The goal of this project is to explain my exploratory analysis and my goals for the eventual app and algorithm in the capstone project. This document explains only the major features of the data you have identified and briefly summarizes my plans for creating the prediction algorithm and Shiny app in a way that would be understandable to a non-data scientist manager.

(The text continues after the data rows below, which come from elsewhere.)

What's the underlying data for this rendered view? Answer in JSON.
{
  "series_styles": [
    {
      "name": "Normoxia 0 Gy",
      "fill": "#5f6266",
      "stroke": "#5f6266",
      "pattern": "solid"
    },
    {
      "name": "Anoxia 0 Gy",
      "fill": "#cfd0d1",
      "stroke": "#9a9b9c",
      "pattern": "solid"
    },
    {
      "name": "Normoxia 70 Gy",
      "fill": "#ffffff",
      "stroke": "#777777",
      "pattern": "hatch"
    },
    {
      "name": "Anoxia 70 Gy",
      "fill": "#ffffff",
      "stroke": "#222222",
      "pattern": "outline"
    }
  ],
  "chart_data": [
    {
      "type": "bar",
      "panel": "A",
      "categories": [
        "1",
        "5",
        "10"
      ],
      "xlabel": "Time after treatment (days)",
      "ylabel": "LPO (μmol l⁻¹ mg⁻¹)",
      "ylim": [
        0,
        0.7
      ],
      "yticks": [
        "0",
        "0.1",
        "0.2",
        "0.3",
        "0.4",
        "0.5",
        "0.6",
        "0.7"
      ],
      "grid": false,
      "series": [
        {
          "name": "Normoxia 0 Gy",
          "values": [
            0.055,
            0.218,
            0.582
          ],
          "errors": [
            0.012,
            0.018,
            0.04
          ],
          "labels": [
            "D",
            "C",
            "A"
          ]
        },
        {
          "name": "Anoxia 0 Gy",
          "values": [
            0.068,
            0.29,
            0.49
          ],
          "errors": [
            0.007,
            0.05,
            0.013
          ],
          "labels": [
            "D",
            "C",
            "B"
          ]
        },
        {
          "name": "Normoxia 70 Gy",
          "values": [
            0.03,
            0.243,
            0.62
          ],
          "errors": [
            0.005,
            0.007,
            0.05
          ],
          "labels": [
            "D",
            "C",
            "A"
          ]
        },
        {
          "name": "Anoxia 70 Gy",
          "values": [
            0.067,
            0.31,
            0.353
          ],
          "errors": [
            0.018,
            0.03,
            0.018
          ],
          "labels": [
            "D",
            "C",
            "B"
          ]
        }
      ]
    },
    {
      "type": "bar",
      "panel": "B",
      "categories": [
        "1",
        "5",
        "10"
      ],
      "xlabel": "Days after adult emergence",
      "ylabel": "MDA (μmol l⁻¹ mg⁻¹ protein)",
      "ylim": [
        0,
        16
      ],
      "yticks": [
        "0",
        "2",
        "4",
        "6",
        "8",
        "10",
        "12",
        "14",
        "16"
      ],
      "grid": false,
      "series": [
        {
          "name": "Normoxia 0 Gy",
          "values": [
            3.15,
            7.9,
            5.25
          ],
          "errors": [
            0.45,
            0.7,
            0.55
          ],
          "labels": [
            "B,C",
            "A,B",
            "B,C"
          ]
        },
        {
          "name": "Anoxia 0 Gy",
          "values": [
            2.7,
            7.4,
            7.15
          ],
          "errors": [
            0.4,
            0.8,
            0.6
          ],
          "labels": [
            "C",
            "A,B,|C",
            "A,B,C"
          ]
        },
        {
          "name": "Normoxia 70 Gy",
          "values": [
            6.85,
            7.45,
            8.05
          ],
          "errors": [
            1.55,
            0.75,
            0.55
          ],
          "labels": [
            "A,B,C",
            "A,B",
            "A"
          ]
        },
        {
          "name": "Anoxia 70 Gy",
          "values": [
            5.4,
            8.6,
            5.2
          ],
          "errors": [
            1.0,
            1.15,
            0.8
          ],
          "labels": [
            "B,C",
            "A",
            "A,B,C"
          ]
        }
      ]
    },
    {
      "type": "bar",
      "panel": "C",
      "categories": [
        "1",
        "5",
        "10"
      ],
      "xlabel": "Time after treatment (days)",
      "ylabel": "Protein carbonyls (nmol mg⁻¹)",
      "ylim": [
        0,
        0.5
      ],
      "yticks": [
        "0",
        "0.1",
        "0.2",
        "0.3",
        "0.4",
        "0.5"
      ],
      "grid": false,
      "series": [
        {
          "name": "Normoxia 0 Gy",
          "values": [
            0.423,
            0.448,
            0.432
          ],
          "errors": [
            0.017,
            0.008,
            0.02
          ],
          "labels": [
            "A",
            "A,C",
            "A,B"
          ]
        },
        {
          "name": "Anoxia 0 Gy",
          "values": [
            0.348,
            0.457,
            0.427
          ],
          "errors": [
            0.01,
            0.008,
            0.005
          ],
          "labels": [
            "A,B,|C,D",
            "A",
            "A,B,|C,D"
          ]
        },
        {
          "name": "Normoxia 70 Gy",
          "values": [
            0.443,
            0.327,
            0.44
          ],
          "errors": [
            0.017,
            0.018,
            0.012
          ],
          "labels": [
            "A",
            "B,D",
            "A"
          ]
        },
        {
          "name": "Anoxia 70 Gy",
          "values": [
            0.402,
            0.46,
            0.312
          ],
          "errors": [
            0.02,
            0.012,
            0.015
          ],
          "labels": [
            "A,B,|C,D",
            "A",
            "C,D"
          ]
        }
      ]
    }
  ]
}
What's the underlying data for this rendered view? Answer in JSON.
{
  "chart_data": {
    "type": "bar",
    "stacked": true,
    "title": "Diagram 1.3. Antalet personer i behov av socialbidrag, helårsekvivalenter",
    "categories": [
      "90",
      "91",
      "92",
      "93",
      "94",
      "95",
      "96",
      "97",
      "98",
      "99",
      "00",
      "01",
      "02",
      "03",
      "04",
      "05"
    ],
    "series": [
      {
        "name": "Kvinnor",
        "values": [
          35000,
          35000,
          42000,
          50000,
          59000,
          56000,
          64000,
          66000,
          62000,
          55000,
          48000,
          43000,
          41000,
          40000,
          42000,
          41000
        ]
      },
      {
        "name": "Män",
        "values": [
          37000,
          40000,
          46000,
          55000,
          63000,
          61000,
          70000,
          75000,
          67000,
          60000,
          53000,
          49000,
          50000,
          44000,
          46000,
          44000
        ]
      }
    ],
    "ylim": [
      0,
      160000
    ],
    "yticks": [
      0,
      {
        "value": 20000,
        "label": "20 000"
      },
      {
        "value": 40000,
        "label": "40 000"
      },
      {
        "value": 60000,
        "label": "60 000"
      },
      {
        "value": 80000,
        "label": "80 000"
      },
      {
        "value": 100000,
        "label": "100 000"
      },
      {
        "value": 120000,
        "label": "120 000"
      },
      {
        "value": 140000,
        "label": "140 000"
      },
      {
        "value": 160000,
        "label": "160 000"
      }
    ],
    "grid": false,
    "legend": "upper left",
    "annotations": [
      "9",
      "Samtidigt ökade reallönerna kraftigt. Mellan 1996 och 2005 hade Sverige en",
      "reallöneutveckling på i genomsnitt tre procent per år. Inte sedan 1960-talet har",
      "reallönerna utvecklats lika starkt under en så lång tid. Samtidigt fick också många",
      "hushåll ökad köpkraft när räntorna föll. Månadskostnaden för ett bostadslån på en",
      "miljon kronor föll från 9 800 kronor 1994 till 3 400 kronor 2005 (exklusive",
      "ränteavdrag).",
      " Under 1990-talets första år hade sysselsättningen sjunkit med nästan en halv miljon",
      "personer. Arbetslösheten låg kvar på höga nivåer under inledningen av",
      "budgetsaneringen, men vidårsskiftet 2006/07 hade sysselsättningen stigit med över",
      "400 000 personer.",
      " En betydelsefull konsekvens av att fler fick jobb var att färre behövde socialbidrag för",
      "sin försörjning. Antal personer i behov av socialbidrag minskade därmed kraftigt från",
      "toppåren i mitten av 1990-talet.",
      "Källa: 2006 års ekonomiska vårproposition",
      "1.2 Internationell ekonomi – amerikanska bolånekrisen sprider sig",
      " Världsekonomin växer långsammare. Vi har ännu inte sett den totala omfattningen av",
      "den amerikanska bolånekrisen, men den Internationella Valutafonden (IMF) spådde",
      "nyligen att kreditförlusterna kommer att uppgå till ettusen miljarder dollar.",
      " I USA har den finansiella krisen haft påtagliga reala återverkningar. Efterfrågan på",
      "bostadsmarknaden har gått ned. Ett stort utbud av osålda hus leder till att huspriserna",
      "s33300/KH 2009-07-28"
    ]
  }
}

The motivation for this project is to: 1. Demonstrate that you’ve downloaded the data and have successfully loaded it in. 2. Create a basic report of summary statistics about the data sets. 3. Report any interesting findings that you amassed so far. 4. Get feedback on your plans for creating a prediction algorithm and Shiny app.
options(mc.cores=4)
file.info("final/en_US/en_US.blogs.txt")$size / (1024*1024)
## [1] 200.4242
file.info("final/en_US/en_US.news.txt")$size / (1024*1024)
## [1] 196.2775
file.info("final/en_US/en_US.twitter.txt")$size / (1024*1024)
## [1] 159.3641
# read in data from three text files
blogs <- readLines('./en_US/en_US.blogs.txt')
news <- readLines('./en_US/en_US.news.txt')
twitter <- readLines('./en_US/en_US.twitter.txt')
summary(blogs)
# Length is 899288
summary(news)
# Length is 1010242
summary(twitter)
# Length is 2360148
# ensure reproducibility
set.seed(111)
# sampling to reduce file size
sBlogs <- blogs[sample(1:length(blogs),5000)]
sNews <- news[sample(1:length(news),5000)]
sTwitter <- twitter[sample(1:length(twitter),5000)]
# combine data samples
sData <- c(sTwitter,sNews,sBlogs)
# save the combined data sample
writeLines(sData, "./sample/sData.txt")
# remove redundant variables
rm(twitter,news,blogs,sTwitter,sNews,sBlogs)
sData <- readLines("./final/sample/sData.txt", encoding="UTF-8")
Using tm library (code in this order): * Convert to lowercase * Remove punctuation * Remove numbers * Remove whitespace * Remove English stop words
library(tm)
## Loading required package: NLP
## Warning: package 'NLP' was built under R version 3.1.3
corpus <- VCorpus(VectorSource(sData))
corpus <- tm_map(corpus, content_transformer(tolower))
corpus <- tm_map(corpus, removePunctuation)
corpus <- tm_map(corpus, removeNumbers)
corpus <- tm_map(corpus, stripWhitespace)
corpus <- tm_map(corpus, removeWords, stopwords("english"))
library(wordcloud)
## Loading required package: RColorBrewer
wordcloud(corpus, scale=c(3,0.5), min.freq=5, max.words=100, random.order=TRUE,
rot.per=0.5, colors=brewer.pal(8, "Set1"), use.r.layout=FALSE)
Create unigram, bigram and trigram word models to explore frequency of word occurences (using RWeka package).
library(RWeka)
## Warning: package 'RWeka' was built under R version 3.1.3
corpus_df <- data.frame(text = unlist(sapply(corpus, '[', 'content')), stringsAsFactors = F)
uniGramToken <- data.frame(table(NGramTokenizer(corpus_df, Weka_control(min = 1, max = 1))))
biGramToken <- data.frame(table(NGramTokenizer(corpus_df, Weka_control(min = 2, max = 2))))
triGramToken <- data.frame(table(NGramTokenizer(corpus_df, Weka_control(min = 3, max = 3))))
#order by decreasing frequency
unigram <- uniGramToken[order(uniGramToken$Freq, decreasing = TRUE),]
bigram <- biGramToken[order(biGramToken$Freq, decreasing = TRUE),]
trigram <- triGramToken[order(triGramToken$Freq, decreasing = TRUE),]
Graphing frequencies of top n-grams.
## Warning: package 'ggplot2' was built under R version 3.1.3
##
## Attaching package: 'ggplot2'
##
## The following object is masked from 'package:NLP':
##
## annotate
Utilizing ‘tm’ package for natural language processing, I will create bigram and trigram datasets that will be used for predicting the next word. In the app, the user will input 2-3 word strings, and the next word will be suggested based on the prediction algorithm from the n-gram dataset.